The above rationales require intelligence in service provisioning in order to personalize, adapt to situational and environmental conditions, to monitor and to control the individual communication space.
I-centric communication considers the human behaviour as a starting point to adapt the activities of communication systems to it. Human beings do not want to employ technology, they rather want to communicate and act in their individual communication space. They may meet with others to talk, to celebrate, they read and travel, they are listening to news or to music, they take decisions, etc. The individual communication space is growing and shrinking in the time axes based on the individual life stage.

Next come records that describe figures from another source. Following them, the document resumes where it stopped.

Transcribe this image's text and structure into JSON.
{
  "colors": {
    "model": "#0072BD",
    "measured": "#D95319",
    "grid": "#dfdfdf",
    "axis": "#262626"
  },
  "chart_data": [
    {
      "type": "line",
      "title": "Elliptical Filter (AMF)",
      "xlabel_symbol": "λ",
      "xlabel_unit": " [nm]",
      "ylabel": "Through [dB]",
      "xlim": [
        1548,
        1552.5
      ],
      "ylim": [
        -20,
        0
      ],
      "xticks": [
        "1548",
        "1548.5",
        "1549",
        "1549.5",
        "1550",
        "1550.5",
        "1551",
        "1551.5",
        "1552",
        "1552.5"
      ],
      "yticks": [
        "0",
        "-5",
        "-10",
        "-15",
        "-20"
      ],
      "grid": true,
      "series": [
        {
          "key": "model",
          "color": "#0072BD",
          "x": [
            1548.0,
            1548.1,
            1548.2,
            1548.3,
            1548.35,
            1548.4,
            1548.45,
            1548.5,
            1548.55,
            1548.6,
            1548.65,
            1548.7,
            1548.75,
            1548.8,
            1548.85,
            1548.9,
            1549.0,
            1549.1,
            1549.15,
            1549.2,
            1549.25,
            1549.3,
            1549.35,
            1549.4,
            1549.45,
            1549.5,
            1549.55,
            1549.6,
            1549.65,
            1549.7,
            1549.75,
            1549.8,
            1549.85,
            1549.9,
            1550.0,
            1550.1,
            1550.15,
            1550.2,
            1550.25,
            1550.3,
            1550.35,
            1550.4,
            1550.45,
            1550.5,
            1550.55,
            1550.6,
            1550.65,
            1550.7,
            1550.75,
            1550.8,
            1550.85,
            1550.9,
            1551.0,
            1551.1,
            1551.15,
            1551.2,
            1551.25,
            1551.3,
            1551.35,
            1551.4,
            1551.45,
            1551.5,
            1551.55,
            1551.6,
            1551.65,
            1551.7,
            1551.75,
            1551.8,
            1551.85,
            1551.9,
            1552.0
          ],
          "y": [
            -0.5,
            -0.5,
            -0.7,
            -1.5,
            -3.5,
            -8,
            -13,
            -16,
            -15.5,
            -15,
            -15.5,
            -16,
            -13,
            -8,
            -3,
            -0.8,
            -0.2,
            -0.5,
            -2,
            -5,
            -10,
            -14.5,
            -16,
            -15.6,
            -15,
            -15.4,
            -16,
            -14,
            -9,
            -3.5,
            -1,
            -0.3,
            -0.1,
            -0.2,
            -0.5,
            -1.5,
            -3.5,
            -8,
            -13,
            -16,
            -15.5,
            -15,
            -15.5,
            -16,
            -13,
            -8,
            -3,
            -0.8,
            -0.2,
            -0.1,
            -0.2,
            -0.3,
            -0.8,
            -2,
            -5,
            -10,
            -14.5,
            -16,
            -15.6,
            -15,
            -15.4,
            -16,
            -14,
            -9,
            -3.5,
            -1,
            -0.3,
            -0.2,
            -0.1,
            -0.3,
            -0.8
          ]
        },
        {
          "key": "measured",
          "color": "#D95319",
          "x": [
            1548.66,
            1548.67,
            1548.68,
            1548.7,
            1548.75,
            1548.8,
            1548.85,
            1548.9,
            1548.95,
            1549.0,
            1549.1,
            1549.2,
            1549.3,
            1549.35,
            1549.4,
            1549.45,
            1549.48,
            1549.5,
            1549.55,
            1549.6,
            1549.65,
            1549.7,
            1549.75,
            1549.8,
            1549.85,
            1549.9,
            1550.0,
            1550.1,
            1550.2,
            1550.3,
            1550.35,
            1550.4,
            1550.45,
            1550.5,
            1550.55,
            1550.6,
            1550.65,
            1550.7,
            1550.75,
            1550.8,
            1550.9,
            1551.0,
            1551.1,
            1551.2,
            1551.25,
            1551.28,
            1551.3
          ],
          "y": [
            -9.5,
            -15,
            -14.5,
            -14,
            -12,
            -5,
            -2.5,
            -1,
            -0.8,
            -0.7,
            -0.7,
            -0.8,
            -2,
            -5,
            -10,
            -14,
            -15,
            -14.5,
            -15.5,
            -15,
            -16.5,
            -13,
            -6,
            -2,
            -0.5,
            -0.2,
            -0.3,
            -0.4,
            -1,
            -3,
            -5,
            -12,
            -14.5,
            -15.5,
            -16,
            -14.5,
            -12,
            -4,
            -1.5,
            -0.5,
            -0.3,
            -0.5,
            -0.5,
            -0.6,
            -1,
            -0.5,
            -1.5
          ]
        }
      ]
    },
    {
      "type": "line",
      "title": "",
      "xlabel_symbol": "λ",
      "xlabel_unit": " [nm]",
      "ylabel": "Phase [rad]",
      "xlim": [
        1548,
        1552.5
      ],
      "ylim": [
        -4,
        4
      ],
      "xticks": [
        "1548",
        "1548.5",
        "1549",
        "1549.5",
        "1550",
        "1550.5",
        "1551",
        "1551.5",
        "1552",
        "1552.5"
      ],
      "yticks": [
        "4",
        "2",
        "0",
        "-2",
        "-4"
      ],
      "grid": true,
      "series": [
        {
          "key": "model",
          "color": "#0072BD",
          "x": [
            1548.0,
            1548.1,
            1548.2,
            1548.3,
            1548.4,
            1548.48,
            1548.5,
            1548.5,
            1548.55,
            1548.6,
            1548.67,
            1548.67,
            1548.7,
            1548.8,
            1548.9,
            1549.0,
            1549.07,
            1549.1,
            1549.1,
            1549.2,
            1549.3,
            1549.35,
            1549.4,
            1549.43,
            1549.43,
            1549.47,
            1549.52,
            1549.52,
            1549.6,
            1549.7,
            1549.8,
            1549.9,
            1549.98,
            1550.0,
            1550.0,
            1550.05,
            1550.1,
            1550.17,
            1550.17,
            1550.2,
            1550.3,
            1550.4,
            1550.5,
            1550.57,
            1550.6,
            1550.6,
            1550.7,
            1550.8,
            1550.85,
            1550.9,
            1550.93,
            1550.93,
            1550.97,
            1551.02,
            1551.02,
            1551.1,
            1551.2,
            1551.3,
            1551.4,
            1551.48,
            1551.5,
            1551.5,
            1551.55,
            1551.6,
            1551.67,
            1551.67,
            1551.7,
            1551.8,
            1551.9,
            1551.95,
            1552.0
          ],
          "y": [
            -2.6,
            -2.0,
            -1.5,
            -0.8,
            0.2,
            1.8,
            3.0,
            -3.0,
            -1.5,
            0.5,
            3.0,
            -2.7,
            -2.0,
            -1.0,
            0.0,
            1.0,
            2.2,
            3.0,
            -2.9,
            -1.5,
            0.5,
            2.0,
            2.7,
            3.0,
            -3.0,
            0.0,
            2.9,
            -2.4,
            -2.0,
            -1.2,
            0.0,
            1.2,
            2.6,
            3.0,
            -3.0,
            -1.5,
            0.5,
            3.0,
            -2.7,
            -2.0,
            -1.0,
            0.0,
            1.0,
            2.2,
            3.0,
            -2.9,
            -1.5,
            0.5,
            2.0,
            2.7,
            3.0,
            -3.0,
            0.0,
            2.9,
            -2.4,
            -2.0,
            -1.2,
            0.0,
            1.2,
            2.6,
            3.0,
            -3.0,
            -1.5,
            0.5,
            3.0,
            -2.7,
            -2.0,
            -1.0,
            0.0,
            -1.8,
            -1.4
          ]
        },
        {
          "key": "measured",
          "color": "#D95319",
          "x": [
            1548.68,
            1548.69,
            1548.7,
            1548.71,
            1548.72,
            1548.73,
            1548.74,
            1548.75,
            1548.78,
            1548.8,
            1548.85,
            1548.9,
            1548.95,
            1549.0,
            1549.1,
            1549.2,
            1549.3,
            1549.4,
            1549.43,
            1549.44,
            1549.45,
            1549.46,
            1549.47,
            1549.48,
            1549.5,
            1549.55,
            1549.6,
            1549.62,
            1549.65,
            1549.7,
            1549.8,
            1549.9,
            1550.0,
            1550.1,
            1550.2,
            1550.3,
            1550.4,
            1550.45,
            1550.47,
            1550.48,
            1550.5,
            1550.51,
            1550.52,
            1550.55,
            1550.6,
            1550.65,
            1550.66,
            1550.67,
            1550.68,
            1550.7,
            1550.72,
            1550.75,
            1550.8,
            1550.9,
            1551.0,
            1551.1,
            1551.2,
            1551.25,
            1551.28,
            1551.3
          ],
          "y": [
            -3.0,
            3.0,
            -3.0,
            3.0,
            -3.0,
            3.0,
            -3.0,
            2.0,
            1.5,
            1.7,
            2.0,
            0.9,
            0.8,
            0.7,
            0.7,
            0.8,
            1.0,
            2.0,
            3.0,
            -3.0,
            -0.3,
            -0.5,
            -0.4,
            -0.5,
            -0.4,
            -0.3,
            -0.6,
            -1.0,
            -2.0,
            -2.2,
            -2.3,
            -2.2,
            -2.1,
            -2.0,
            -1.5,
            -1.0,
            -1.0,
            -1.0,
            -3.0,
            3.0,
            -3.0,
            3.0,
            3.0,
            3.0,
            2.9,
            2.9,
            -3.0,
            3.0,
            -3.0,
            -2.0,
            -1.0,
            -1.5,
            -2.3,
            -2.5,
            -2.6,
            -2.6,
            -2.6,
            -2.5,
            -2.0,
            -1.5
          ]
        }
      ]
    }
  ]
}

Human beings are interacting with objects in their communication space in certain contexts to solve the problems of daily life: money and bank accounts need to be managed, food has to be bought and to be prepared for eating, movies can be watched for entertainment, places are visited and newspapers are read to increase knowledge, other people are met for discussions.
A context represents a certain universe of discourse in an individual communication space at a certain point in time. Contexts and the related objects define the communication space of a human being. In general, human beings communicate with objects in their environment in a certain context. Note that the same objects may pertain to different contexts and to different communication spaces. Objects pertaining to a certain context can be active or passive at a certain moment in time depending on the situation of the user. They can be activated or deactivated by the user or environmental condition. They can be directly addressable or represent a set of physical entities performing a certain service as a whole.
A user might have different preferences in different situations. Sitting alone in a silent room might indicate that the user is willing to receive incoming phone calls. However, the same user can take it as a disturbance to be involved in a conversation with other people. To be I-centric requires knowledge of the actual situation of a user. An active context defines the relationship of a human being to a particular number of objects of its communication space at a moment in time, in a certain environment. I-centric communication systems have to be aware of the context a user is in and have to adapt their service provisioning to that very context in a certain temporal and environmental situation.
We believe that future services will adapt to individual requirements (I-centric communication). The communication system will provide the intelligence required for modelling the communication space of each individual adapting to his or her interests, environment and life stage.